An independent review of police custody deaths in England and Wales has been announced by the home secretary.
The review, which will also cover serious non-fatal incidents, comes after a string of high-profile cases and allegations of wrongdoing.
Theresa May said she had been struck by the “pain and suffering” of families amid seeming evasiveness and obstruction.
The review will examine “procedures and processes” in such situations.
The plan to review how deaths in custody occur – and how they are investigated – comes after the police complaints watchdog was attacked for inadequately getting to the bottom of a number of fatalities.
In 2013, a review found that the Independent Police Complaints Commission had committed a series of blunders in its investigation of the 2008 death of Sean Rigg, a mentally ill man detained at Brixton police station.
The original investigation concluded police had acted reasonably and proportionately – a finding rejected by a jury at Mr Rigg's subsequent inquest.
Mr Rigg's sister Marcia Rigg-Samuel told the BBC the review had been “a long time coming”.
She added: “What I want, and I speak for myself and on behalf of other families, is that this review is effective and brings real change on the issue of deaths in custody, and how families feel and how we are treated, and that there's proper accountability.”
Ms Rigg-Samuel also said families should be “at the core of the review”, to give them confidence that changes will be made.
“When you lose a loved one in state custody, it's bad enough having to deal with the death. What's extraordinary is the systematic failures, and the answers that we cannot get, from the state officials. It's devastating for any family.”
In 2010, allegations that the IPCC had failed to properly investigate the death of another mentally ill London man, Olaseni Lewis, led to the High Court quashing the watchdog's original findings.
The review is expected to cover the lead-up to deaths, the immediate aftermath and how families are helped or supported during official investigations.
It will assess whether police officers properly understand mental health issues, the availability of appropriate healthcare, the use of restraint techniques, and suicides in the first 48 hours of detention.
Mrs May said: “Police custody is the place where a number of dynamics meet. It is the place where dangerous and difficult criminals are rightly locked-up, where officers and staff regularly face violent, threatening and abusive behaviour, and where the police use some of their most sensitive and coercive powers.
“But it is also a place where all too often vulnerable people, often those with mental health problems, are taken because there is no other place to go.”

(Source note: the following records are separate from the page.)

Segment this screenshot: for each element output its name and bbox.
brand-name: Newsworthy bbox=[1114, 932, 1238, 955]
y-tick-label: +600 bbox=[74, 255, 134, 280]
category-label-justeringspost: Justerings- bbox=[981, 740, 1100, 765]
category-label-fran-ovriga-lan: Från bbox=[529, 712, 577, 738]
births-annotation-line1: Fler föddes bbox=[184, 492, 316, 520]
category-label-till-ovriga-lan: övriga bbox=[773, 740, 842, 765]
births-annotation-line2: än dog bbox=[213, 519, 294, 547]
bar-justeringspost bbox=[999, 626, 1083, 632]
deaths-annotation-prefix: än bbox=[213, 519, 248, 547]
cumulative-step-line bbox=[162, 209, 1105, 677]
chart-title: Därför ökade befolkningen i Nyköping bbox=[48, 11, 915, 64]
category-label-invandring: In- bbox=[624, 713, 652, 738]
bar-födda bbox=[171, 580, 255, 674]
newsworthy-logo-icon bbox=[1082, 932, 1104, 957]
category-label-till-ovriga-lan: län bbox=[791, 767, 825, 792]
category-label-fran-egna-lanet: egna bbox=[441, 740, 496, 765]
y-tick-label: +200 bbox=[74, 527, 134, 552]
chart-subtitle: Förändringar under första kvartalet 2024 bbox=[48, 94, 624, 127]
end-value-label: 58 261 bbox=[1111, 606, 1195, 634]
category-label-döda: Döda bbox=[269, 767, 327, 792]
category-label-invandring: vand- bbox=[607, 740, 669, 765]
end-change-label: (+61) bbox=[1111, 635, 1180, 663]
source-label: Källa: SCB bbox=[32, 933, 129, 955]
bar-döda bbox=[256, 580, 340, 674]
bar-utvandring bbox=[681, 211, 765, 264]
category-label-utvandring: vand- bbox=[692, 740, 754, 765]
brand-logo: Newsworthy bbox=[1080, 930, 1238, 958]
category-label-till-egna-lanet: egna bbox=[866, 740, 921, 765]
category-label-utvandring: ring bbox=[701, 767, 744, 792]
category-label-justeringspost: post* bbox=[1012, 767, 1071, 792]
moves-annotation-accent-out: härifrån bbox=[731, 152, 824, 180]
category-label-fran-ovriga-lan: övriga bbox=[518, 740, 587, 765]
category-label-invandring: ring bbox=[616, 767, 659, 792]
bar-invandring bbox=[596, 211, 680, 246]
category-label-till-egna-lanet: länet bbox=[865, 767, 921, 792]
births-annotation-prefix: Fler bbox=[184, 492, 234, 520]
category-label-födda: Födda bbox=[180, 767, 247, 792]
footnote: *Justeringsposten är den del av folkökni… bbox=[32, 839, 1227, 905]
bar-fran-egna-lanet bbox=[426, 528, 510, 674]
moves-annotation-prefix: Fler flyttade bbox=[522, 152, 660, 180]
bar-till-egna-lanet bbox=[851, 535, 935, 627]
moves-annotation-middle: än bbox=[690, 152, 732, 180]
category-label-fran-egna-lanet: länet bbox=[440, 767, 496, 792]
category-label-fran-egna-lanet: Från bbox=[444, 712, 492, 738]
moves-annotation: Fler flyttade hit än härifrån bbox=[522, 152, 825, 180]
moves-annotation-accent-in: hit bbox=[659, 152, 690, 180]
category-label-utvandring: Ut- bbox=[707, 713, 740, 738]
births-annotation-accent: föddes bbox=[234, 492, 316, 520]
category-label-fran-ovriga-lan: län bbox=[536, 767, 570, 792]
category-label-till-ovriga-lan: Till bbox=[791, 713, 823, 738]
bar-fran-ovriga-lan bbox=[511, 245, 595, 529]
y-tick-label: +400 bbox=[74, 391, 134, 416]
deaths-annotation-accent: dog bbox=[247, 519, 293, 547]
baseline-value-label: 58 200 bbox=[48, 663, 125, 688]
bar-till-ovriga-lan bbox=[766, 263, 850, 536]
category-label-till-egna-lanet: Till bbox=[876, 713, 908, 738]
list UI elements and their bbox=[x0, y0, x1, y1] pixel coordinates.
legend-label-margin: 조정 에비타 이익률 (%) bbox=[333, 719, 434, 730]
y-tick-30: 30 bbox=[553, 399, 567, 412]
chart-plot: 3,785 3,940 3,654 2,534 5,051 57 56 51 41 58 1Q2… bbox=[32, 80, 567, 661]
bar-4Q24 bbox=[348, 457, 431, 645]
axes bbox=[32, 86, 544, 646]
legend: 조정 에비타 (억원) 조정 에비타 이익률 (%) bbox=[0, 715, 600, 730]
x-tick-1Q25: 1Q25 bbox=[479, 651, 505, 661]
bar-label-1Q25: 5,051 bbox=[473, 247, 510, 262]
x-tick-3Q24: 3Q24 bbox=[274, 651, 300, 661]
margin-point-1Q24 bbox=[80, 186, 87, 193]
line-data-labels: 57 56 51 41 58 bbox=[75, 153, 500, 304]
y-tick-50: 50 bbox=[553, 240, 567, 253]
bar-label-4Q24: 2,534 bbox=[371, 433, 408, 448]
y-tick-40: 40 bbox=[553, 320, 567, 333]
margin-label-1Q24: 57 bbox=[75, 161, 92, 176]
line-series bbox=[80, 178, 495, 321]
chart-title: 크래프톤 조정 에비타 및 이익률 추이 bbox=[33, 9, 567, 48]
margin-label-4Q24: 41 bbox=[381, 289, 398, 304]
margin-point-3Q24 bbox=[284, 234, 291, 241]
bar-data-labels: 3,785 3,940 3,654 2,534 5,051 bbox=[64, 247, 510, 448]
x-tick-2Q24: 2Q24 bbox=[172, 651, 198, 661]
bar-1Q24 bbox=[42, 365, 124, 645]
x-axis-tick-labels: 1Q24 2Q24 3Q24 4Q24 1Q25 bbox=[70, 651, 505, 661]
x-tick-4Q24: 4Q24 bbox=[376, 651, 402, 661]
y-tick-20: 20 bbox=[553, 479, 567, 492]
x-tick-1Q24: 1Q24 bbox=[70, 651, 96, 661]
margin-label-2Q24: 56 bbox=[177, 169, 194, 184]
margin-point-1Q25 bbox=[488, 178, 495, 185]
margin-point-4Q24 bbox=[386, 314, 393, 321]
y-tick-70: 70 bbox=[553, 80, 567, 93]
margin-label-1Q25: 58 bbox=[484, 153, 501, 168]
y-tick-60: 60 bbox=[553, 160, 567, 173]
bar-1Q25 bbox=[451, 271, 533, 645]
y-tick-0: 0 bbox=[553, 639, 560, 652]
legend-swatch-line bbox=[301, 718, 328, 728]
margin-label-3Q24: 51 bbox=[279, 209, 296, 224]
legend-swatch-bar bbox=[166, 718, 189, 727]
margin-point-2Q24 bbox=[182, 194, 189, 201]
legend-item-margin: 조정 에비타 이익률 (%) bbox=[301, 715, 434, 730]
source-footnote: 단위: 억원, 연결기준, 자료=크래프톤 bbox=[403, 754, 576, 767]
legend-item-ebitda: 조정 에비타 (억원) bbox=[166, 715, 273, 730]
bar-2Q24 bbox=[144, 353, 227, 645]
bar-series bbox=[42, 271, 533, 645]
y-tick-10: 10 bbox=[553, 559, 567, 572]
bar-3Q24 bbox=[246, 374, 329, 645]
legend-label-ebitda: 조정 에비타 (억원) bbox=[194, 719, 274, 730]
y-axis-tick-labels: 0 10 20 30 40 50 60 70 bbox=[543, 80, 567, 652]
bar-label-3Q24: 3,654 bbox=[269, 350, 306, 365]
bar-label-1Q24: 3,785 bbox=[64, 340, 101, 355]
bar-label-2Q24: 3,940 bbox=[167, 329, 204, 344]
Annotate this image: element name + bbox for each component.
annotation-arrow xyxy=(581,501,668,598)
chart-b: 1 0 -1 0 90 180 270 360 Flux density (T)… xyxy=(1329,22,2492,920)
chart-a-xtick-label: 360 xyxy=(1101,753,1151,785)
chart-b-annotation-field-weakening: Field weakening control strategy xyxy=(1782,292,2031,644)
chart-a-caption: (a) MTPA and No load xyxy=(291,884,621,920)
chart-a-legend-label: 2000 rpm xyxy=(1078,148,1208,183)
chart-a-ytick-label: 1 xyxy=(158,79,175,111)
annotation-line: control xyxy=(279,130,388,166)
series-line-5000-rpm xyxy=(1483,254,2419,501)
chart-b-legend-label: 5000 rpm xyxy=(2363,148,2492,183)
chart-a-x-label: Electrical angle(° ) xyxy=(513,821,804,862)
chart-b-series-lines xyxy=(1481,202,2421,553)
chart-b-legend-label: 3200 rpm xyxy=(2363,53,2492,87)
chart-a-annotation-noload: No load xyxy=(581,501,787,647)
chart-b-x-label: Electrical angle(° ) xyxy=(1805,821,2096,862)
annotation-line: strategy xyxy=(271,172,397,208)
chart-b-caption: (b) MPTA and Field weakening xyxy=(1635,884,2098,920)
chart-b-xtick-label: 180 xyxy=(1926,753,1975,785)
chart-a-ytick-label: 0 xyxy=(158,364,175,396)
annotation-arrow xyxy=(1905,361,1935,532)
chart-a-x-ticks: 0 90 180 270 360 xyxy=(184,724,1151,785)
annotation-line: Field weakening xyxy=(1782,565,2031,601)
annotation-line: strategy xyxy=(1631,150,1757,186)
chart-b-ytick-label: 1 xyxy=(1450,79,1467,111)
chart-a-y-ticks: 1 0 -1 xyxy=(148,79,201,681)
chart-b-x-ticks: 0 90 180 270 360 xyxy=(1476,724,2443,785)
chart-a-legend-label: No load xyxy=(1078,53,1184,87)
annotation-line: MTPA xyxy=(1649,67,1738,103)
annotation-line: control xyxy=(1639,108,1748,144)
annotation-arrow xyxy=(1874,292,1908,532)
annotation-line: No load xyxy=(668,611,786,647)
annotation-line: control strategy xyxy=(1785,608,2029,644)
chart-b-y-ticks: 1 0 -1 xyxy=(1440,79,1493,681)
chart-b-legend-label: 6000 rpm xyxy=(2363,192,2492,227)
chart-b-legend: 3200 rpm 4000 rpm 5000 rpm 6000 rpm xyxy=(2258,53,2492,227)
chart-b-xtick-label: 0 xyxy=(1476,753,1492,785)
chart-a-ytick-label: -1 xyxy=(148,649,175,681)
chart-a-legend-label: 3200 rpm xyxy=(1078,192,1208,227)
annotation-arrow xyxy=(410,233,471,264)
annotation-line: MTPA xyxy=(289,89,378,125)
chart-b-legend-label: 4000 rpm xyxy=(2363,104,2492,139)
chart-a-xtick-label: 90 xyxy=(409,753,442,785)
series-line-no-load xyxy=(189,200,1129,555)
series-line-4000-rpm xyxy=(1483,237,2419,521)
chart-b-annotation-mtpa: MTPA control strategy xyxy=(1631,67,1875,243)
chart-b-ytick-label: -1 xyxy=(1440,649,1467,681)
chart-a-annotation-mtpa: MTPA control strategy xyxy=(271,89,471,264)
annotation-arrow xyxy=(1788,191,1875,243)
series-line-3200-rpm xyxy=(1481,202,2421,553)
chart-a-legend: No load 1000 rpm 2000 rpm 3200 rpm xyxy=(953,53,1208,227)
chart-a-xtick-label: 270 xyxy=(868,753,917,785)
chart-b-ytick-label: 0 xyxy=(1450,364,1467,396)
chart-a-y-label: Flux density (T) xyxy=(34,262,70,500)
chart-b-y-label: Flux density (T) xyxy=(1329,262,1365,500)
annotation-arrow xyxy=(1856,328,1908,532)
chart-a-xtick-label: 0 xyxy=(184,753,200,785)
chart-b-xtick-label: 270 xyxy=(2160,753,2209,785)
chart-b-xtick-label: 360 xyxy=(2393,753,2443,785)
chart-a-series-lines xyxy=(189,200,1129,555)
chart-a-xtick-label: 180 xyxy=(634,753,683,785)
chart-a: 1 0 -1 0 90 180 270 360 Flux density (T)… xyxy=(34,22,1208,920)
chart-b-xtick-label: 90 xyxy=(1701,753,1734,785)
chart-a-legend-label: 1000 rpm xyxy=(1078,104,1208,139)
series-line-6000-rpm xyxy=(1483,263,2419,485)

The home secretary pledged the review would have the experiences of families at the heart of its approach – and its chairman, yet to be appointed, would be someone prepared to ask “difficult questions”.
She said: “I have been struck by the pain and suffering of families still looking for answers, who have encountered not compassion and redress from the authorities but what they feel is evasiveness and obstruction.
“I have also heard first hand the frustration of police officers and staff, whose mission it is to help people but whose training and procedures can end up causing bureaucracy and delay.
“No-one – least of all police officers – wants such incidents to happen, and I know everyone involved takes steps to avoid them.
“But when such incidents do occur, every single one represents a failure – and has the potential to undermine dramatically the relationship between the public and the police.”
Deborah Coles, of the charity Inquest, which provides advice to people bereaved by a death in custody, said it was “too early to tell” if the review was more of a public relations exercise, or a real attempt to bring about effective systemic change and accountability of police officers.
“For the review to be effective bereaved families, their lawyers and Inquest will need to play an integral role in the review, and the reviewer will need to take full account of their views and experiences.
“It must also address why so many previous recommendations from reviews, inquiries and inquests have not been acted upon.”